For some sci-fi fans, today's virtual reality is The Matrix coming to fruition in the real world. But we haven't seen many VR games that try to actually put you in the shoes of Keanu Reeves' Neo from the 1999 classic. Oculus Rift game Superhot, while unaffiliated with the movie franchise, does just that.
In today's CGI-laden Hollywood, we've seen no shortage of sci-fi/fantasy characters with superhuman reflexes, be it Jason Bourne, Batman or any of 793 Marvel superheroes.
But if you really could block five punches and dodge seven bullets in the span of two seconds, what would that subjective experience be like? It would probably be something like Superhot's core premise: Time only moves when you move, giving you a chance to take stock of your attackers and time/place your defenses and counterattacks for maximum impact.
Using the Oculus Touch controllers with Rift headset, Superhot drops you into a series of micro-fights. Enter a still scene with one or more polygonal attackers frozen in action. This is the time to use your eyes (not much head movement or time will inch forward!) to scan your surroundings, including the number of enemies, which pose the greatest threats and whether there are any weapons nearby.
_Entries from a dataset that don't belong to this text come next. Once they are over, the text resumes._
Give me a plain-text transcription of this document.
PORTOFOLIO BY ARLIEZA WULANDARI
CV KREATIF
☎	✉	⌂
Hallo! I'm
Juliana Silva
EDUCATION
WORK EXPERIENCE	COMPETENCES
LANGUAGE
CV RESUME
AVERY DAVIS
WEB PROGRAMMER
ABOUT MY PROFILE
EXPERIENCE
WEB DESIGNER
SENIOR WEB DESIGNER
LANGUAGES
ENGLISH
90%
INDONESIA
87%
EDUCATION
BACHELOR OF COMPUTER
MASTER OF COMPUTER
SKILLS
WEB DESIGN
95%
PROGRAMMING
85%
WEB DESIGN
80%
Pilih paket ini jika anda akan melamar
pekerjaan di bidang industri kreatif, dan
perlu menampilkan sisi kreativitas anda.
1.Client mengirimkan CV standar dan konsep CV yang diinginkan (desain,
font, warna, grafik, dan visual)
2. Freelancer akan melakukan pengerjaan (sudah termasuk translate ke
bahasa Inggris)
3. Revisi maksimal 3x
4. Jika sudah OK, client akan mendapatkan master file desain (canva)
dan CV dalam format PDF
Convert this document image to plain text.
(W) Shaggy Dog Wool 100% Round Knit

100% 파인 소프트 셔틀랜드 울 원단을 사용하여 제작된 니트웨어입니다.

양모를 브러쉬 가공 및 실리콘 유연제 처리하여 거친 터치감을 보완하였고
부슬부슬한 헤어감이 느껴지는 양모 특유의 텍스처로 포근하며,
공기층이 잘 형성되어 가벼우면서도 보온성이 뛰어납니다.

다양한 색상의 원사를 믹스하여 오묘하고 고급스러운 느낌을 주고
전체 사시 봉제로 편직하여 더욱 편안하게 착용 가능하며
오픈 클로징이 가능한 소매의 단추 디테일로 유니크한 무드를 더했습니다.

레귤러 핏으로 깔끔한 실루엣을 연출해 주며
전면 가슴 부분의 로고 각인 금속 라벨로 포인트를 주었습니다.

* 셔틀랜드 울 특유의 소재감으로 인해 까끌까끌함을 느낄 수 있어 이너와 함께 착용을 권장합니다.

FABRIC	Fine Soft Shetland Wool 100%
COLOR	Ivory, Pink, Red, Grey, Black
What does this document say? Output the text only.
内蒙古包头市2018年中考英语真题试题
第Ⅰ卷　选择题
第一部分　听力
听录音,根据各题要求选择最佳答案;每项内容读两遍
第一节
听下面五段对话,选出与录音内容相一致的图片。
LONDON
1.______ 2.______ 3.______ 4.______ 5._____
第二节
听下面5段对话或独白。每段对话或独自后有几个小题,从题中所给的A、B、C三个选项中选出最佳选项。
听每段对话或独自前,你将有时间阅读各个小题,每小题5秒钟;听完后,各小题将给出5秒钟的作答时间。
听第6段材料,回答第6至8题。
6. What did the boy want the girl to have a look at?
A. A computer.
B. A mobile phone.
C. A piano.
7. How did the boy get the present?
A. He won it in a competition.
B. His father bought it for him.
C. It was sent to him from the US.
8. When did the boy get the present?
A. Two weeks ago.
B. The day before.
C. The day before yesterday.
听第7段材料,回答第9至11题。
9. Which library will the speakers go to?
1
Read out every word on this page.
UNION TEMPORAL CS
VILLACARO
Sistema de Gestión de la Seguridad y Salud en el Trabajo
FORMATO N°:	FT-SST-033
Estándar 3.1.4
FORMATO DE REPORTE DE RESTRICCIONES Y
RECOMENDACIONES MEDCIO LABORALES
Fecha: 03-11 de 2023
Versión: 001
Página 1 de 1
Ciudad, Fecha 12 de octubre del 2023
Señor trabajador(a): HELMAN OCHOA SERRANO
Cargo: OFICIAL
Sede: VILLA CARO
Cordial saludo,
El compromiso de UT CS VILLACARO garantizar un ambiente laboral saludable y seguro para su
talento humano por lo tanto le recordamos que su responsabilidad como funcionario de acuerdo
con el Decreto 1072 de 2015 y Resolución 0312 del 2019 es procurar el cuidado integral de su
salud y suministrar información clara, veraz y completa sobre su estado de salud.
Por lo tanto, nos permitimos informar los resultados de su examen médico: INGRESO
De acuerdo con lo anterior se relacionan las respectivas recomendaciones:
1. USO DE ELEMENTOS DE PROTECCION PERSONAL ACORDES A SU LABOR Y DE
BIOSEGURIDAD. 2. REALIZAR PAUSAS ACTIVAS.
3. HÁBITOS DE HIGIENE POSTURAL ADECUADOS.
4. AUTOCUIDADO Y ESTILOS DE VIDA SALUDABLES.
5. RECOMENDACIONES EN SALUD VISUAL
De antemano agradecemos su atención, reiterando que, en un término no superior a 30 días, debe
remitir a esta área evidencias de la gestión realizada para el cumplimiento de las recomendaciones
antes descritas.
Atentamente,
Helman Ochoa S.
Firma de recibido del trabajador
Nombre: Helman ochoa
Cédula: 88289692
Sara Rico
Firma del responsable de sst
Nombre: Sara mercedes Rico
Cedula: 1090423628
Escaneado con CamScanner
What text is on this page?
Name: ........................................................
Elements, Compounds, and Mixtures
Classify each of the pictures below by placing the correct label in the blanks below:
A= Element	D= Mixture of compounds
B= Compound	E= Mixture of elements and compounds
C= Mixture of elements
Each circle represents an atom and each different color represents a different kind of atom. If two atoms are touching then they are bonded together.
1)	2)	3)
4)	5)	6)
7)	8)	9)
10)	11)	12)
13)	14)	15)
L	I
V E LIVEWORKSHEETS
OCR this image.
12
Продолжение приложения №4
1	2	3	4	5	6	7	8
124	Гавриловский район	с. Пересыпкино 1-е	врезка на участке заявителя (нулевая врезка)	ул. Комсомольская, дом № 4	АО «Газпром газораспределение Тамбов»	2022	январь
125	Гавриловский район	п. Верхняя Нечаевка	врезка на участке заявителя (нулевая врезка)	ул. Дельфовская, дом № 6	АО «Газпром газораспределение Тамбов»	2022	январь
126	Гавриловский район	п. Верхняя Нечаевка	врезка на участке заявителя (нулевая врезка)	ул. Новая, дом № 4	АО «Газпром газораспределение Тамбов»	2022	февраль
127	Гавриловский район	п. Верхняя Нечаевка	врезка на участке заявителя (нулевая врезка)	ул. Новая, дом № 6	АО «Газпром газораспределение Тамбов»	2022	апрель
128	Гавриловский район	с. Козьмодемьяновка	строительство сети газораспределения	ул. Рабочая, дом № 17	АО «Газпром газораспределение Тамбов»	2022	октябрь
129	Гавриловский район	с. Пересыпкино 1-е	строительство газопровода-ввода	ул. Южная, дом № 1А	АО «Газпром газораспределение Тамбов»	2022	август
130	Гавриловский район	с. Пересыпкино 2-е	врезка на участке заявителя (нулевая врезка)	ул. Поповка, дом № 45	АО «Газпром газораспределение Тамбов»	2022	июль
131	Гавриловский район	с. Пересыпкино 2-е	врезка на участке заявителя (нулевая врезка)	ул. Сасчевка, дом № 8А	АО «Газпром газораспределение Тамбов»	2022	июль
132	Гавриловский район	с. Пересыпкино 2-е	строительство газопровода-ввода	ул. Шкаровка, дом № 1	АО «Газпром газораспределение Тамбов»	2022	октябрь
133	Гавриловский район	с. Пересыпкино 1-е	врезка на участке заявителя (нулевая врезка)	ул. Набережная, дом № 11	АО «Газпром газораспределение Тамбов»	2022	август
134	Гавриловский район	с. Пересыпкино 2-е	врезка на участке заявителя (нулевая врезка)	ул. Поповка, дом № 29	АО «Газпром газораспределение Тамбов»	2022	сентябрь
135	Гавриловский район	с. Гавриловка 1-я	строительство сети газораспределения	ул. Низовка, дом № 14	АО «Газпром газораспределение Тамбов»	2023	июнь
As soon as you make a decisive move like reaching for a gun, the scene picks up in speed. If you need more time to plot your attack or choreograph your defenses, you'd better reach slowly.
Superhot is you starring in your own slow-motion action scenes.
It's surprising that Superhot was originally a mouse-based PC shooter, as the game feels like it was built for virtual reality. Use your own hands to fire duel weapons, your own body to bend and weave to dodge bullets (positively Neo-esque): This is the ideal full-body, VR arcade game.
There's an old-school level of difficulty, as each checkpoint requires you to go through several micro-fights. As you progress, you're likely to get stumped on a few, which will often mean going back and repeating the scenes leading up to the troublesome one.
This accentuates the variety of approaches to each micro-game: Maybe the first time you threw a knife at the dude on the left, then smashed a bottle over the head of the guy on the right. The second time you might disarm one, firing his weapon at the other. The third time, maybe you'll just decapitate them both with a nearby axe.
The graphics are simple and late 90s videogame-ish in nature (enemies shatter as if they're made of glass), though the game world explains this by dropping you periodically into a 90s-era computer room. We're left to assume this is reality, while the action scenes are a virtual reality matrix inside that reality. Add the fact it all takes place inside a VR game in our world, and you have a hierarchy of realities worthy of the 2010 film Inception.